The 2017 Grammys Trophy Presenters Signal A Huge Step Forward For Inclusivity
The Grammy Awards have been going on since 1959, and it's maintained a pretty standard format over the years: performers get awarded for their yearly accomplishments, and sometimes they put on performances. But now the Grammys are looking to break tradition by changing up their trophy girls... and that's by challenging the common definition of "girl" to begin with. This year, the Grammy Awards will have a man and transgender woman among the trophy girls, allowing us to call them by the more appropriate term "trophy people." Finally.

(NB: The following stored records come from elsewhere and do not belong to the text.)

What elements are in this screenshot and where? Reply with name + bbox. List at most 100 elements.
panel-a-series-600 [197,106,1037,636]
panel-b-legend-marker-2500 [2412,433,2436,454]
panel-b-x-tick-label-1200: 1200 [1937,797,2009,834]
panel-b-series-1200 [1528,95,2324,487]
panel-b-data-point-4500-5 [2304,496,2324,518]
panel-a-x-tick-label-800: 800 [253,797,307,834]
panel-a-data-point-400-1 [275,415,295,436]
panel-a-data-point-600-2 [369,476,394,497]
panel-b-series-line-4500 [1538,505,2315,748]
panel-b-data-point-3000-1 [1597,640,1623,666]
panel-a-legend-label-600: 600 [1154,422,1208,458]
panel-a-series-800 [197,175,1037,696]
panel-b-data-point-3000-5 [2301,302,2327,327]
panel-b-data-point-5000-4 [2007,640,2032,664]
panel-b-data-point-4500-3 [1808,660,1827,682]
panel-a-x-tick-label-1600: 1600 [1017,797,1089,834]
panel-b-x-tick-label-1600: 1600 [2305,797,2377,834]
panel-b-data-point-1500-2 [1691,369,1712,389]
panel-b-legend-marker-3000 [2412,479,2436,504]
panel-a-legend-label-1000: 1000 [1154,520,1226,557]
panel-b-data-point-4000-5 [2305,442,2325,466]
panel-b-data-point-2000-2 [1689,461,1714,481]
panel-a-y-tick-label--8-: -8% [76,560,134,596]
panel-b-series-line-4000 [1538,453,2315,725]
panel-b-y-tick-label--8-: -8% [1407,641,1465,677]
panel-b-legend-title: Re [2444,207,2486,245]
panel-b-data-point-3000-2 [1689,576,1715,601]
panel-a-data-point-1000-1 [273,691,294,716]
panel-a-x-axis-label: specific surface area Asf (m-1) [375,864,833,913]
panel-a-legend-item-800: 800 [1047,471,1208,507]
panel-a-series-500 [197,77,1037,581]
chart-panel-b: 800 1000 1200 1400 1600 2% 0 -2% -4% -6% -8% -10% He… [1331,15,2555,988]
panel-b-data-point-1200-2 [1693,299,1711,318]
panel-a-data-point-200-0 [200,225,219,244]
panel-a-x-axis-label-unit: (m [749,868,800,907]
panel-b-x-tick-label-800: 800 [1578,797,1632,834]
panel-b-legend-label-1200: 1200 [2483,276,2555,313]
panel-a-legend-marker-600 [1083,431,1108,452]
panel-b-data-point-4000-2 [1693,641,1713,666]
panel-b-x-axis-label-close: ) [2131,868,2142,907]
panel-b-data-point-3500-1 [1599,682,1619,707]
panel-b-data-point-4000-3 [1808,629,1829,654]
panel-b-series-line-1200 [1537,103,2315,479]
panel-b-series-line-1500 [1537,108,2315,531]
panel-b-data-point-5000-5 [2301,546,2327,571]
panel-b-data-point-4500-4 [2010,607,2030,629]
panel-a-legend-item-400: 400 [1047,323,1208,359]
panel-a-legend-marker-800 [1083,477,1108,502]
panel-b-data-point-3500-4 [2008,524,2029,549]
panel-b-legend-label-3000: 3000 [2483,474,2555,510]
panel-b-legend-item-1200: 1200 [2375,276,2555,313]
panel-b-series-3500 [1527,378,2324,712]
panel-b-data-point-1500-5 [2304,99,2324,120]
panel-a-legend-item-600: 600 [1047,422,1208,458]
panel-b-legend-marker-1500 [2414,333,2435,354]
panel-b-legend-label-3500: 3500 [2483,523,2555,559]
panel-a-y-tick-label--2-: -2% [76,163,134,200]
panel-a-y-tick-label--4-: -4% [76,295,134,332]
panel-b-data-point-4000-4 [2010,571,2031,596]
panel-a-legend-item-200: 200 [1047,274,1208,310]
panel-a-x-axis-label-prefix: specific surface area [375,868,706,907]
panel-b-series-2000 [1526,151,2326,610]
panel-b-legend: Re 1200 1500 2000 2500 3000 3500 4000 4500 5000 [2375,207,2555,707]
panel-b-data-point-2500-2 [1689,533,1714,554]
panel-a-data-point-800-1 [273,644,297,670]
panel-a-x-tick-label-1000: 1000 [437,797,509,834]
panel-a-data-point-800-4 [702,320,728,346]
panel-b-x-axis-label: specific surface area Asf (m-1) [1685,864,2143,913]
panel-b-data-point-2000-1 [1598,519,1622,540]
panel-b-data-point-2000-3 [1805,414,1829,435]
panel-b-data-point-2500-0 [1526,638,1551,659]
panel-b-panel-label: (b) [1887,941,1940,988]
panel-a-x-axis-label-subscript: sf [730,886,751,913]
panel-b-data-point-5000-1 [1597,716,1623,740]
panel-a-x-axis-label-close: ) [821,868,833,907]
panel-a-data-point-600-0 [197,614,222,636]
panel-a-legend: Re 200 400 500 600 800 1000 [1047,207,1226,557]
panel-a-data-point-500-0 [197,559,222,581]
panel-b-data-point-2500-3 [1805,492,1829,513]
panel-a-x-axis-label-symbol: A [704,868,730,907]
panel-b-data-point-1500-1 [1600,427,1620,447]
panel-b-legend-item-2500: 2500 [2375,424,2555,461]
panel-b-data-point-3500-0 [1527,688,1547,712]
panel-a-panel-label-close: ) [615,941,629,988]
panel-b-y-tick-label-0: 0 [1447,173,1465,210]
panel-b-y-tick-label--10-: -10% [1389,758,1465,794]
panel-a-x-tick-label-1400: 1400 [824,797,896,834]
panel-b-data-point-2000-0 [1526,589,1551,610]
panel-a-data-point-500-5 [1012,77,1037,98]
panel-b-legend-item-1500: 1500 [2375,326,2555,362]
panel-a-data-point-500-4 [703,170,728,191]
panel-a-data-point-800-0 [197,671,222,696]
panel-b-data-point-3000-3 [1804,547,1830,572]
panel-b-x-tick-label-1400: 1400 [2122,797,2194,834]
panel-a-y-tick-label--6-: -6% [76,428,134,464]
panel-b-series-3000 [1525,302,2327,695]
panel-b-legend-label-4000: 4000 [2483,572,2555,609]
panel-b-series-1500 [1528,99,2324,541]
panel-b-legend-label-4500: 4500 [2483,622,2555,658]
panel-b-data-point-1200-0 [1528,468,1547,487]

This was announced formally in a statement Friday from president of the Recording Academy Neil Portnow. "To be honest, the idea of a 'trophy girl' has felt antiquated for some time now," he said. "Who wrote that rule anyway? The ability to present a trophy has nothing to do with one's gender." Instead of just simply grabbing headlines or pushing boundaries, Portnow vouches that the choice was about furthering social progress, to show that "music's universal power lies in its spirit of inclusion," and inclusivity is about embracing people regardless of gender.
Yes, it's a small gesture, but it's definitely a nice message to send a very mainstream audience back at home. So that all said, who exactly are this year's trophy people, anyway?
The Grammys' trophy trifecta is to include transgender model Martina Robledo, actress Hollin Haley, and model/actor Derek Marocco. Robledo was acutely aware of the significance of her presence, both proud that she was going to break into the spotlight as a transgender woman, but also knowing her appearance would be met with controversy. "I know it's going to make some people uncomfortable and make others weep for joy," she said. "I'm just going to step out there and strut and make sure I deliver my best, because there's people out there looking up to me."
This is a great mentality to carry, because, with such a big audience, you can't think that every little step towards representation possibly won't matter. Making sure to expand on the trophy person rule may seem trite in theory, but if the ceremony reaches even just one child who feels uncomfortable in their own skin until they see someone like Robledo in the public eye, it could make a difference. Representation matters, and progress, no matter how small, is important.
Perhaps in the future the Grammys will break down gender barriers within their own categories and everyone can compete on an equal platform. Who knows? Right now, I'm excited for this one win for inclusivity, and you can tune into see the trophy people (and, oh yeah, the actual performers) on Feb. 12 at 8 P.M. on CBS.